Als Armand das Zimmer betrat, blickte die kleine Ebru so verzweifelt und besorgt zu ihm auf, dass er nur seufzend die Hand auf ihre Schulter legen konnte. Ein Blick in Sitis Gesicht sagte ihm bereits alles. Schließlich hatte seine feine Nase schon den ihm bekannten Geruch aufgenommen. Seitdem er sich fast an dem erkrankten Mongolen vergiftet hatte, würde er diesen Geruch niemals wieder vergessen.
"Sie ist morgen wieder gesund, Herr." versprach Ebru bebend und drückte kurz seine Hand. Armand, der Sergej ein wenig Platz machen musste, damit auch er nach Siti sehen konnte, schüttelte den Kopf.
"Es hat keinen Zweck, sich etwas vorzulügen, Ebru. Sie wird nicht wieder gesund." murmelte er leise. Aber Ebru schüttelte energisch den Kopf.
"Doch! Sie ist nur etwas erschöpft. Sie hat sich viel zu viel um mich gekümmert!" beharrte sie verbissen und wusch zum fünften Mal Sitis Gesicht ab, seitdem Armand hinter ihr stand.
Ihr Herr beugte sich wortlos vor, griff nach ihrer Hand und zwang sie, den Lappen zurückzulegen. Sanft schob er die Decke von Sitis schlankem Körper und hob ihr Kleid an.
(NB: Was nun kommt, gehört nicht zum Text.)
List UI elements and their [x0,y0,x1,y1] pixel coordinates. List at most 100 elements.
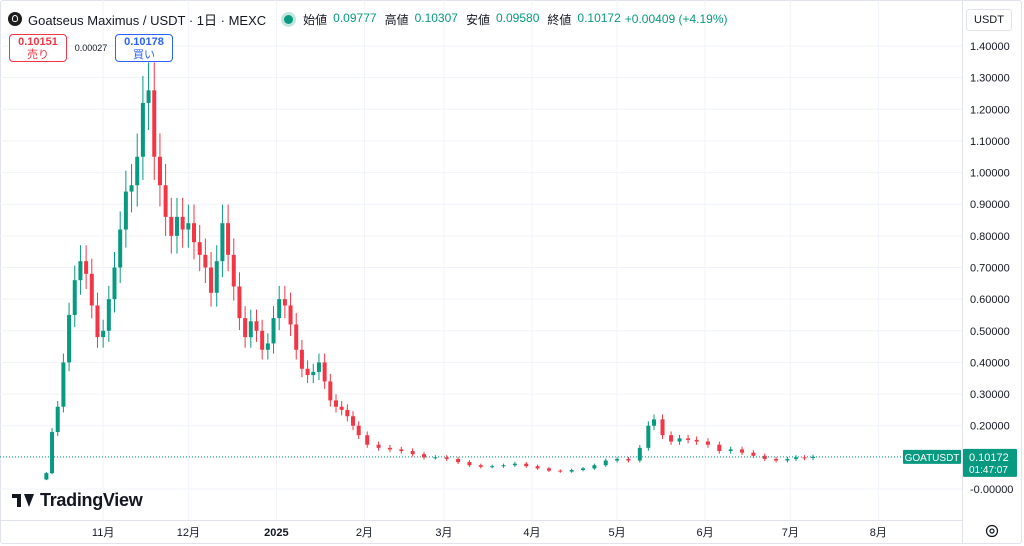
countdown-label: 01:47:07 [969,465,1008,476]
candle-body [95,305,100,338]
candle-body [226,223,231,255]
candle-body [129,185,134,192]
time-axis-border [0,520,962,521]
x-tick-label: 4月 [523,527,540,539]
y-tick-label: 0.30000 [970,389,1010,401]
close-label: 終値 [547,12,572,27]
x-tick-label: 6月 [697,527,714,539]
candle-body [717,444,722,452]
change-value: +0.00409 (+4.19%) [624,12,728,26]
candle-body [84,261,89,274]
candle-body [524,463,529,467]
low-value: 0.09580 [495,10,540,25]
x-tick-label: 7月 [782,527,799,539]
buy-price: 0.10178 [124,36,164,48]
candle-body [260,330,265,350]
candle-body [67,314,72,363]
y-tick-label: -0.00000 [970,484,1013,496]
grid-lines [0,0,962,520]
tradingview-mark-icon [12,494,34,507]
x-tick-label: 8月 [870,527,887,539]
candle-body [376,444,381,448]
goat-coin-icon [8,12,22,26]
open-label: 始値 [303,12,328,27]
candle-body [433,457,438,459]
candle-body [163,185,168,217]
candle-body [677,438,682,442]
candle-body [209,267,214,293]
candle-body [135,156,140,186]
candle-body [501,465,506,467]
last-price-label: 0.10172 [969,452,1009,464]
y-tick-label: 1.30000 [970,73,1010,85]
candle-body [157,156,162,186]
candle-body [705,441,710,445]
candle-body [299,349,304,369]
candle-body [101,330,106,338]
candle-body [660,419,665,436]
candle-body [72,280,77,315]
trade-buttons: 0.10151 売り 0.00027 0.10178 買い [9,34,173,62]
candle-body [410,451,415,455]
time-axis: 11月 12月 2025 2月 3月 4月 5月 6月 7月 8月 [92,527,887,539]
candle-body [118,229,123,268]
candle-body [305,368,310,376]
candle-body [248,321,253,338]
candle-body [55,406,60,433]
sell-button[interactable]: 0.10151 売り [9,34,67,62]
price-axis-border [962,0,963,544]
y-tick-label: 0.60000 [970,294,1010,306]
x-tick-label: 11月 [92,527,114,539]
candle-body [751,452,756,456]
symbol-tag-label: GOATUSDT [905,453,960,464]
candle-body [277,299,282,319]
candle-body [316,362,321,372]
y-tick-label: 0.20000 [970,421,1010,433]
candle-body [288,305,293,325]
candle-body [339,406,344,410]
candle-body [186,223,191,230]
candle-body [728,449,733,452]
candle-body [592,465,597,469]
gear-icon[interactable] [984,523,1000,539]
candle-body [169,216,174,236]
y-tick-label: 1.20000 [970,104,1010,116]
candle-body [180,216,185,230]
candle-body [203,254,208,268]
buy-button[interactable]: 0.10178 買い [115,34,173,62]
candle-body [535,466,540,469]
candle-body [444,457,449,459]
x-tick-label: 12月 [177,527,200,539]
tradingview-logo[interactable]: TradingView [12,490,143,511]
candle-body [61,362,66,407]
candle-body [146,90,151,103]
candle-body [467,462,472,466]
candle-body [271,318,276,344]
live-dot-icon [284,14,294,24]
open-value: 0.09777 [333,10,377,25]
candle-body [197,242,202,255]
y-tick-label: 0.40000 [970,357,1010,369]
candle-body [490,466,495,468]
candle-body [652,419,657,426]
candle-body [512,463,517,466]
symbol-title[interactable]: Goatseus Maximus / USDT · 1日 · MEXC [28,12,267,28]
candle-body [762,455,767,459]
candle-body [356,425,361,436]
candle-body [174,216,179,236]
symbol-tag [903,449,961,464]
candle-body [311,371,316,376]
candle-body [333,400,338,407]
candle-body [237,286,242,319]
candle-body [322,362,327,382]
candle-body [44,473,49,480]
candle-body [294,324,299,350]
y-tick-label: 1.00000 [970,168,1010,180]
candle-body [478,465,483,467]
brand-name: TradingView [40,490,143,510]
candle-body [282,299,287,306]
symbol-legend: Goatseus Maximus / USDT · 1日 · MEXC 始値 0.… [8,9,728,29]
candle-body [50,432,55,474]
currency-button[interactable]: USDT [966,9,1012,31]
Sitis schlanke Beine kamen zum Vorschein und auch ihre nackte Scham. Doch das Augenmerk der drei Menschen richtete sich nicht auf Sitis Blöße. Drei Augenpaare lagen voller Schreck und Trauer auf den dicken Beulen, die in Sitis Leisten zu sehen war.
Sergej beugte sich vor und befühlte die Beulen. Dann trat er zurück und ließ Armand die Decke wieder über Siti ausbreiten.
"Ich bin kein Arzt. Aber ich bin sicher, dass das hier die Pest ist." raunte Sergej mit belegter Stimme. Ebru stieß einen erstickten Laut aus, während Armand seinen Freund nur stumm ansah. Sergej beachtete ihn nicht. Schmerzerfüllt ruhte sein Blick auf der jungen Frau, die nun die Augen öffnete und flehend zu ihrem Herrn aufsah.
"Verzeih mir, Herr. Ich wollte das nicht." hauchte sie kaum hörbar. Mit einem dumpfen Laut sank Sergej auf die Kante ihres Bettes und griff nach ihrer Hand.
"Das weiß ich doch, Siti. Das weiß ich." Armand konnte die belegte, trauernde Stimme seines Freundes kaum ertragen. Er beugte sich zu Ebru, nahm ihr den nassen Lappen aus der Hand, den sie schon wieder gegriffen hatte, und zog sie auf die Beine.
"Komm raus. Lassen wir die Beiden alleine." flüsterte er ihr zu und schob das widerstrebende Mädchen vor sich her aus dem Zimmer.
"Aber ich muss sie pflegen! Sie ist doch meine Schwester!" protestierte Ebru draußen bettelnd, nachdem Armand die Tür hinter sich geschlossen hatte. Er blickte ernst zu ihr herunter und schüttelte den Kopf.
"Nein, Ebru. Du darfst sie nicht pflegen. Sonst wirst du auch noch krank." Ebru blickte irritiert zu ihm auf und las tiefe Sorge in seinen schwarzen Augen. Tapfer schüttelte sie den Kopf.
"Ich bin gesund! Ich werde nicht krank, bestimmt nicht! Und du und Sergej, ihr dürft euch nicht anstecken!" erklärte sie nun. Armand lächelte kurz und zog sie in seine Arme.
"Uns kann diese Krankheit nichts antun, Ebru. Uns nicht. Aber dir." Er drückte sie an sich, als sie zu zittern begann und streichelte sie sacht, während die Tränen sich ihren Weg bahnten.

1 Kommentar:

  1. Nun ist es also soweit und es hat Siti erwischt. Das wird bitter für Sergej. Und stellt er sie nun tatsächlich vor die Wahl, die Krankheit zu ertragen und vermutlich daran zu sterben oder eben verwandelt zu werden?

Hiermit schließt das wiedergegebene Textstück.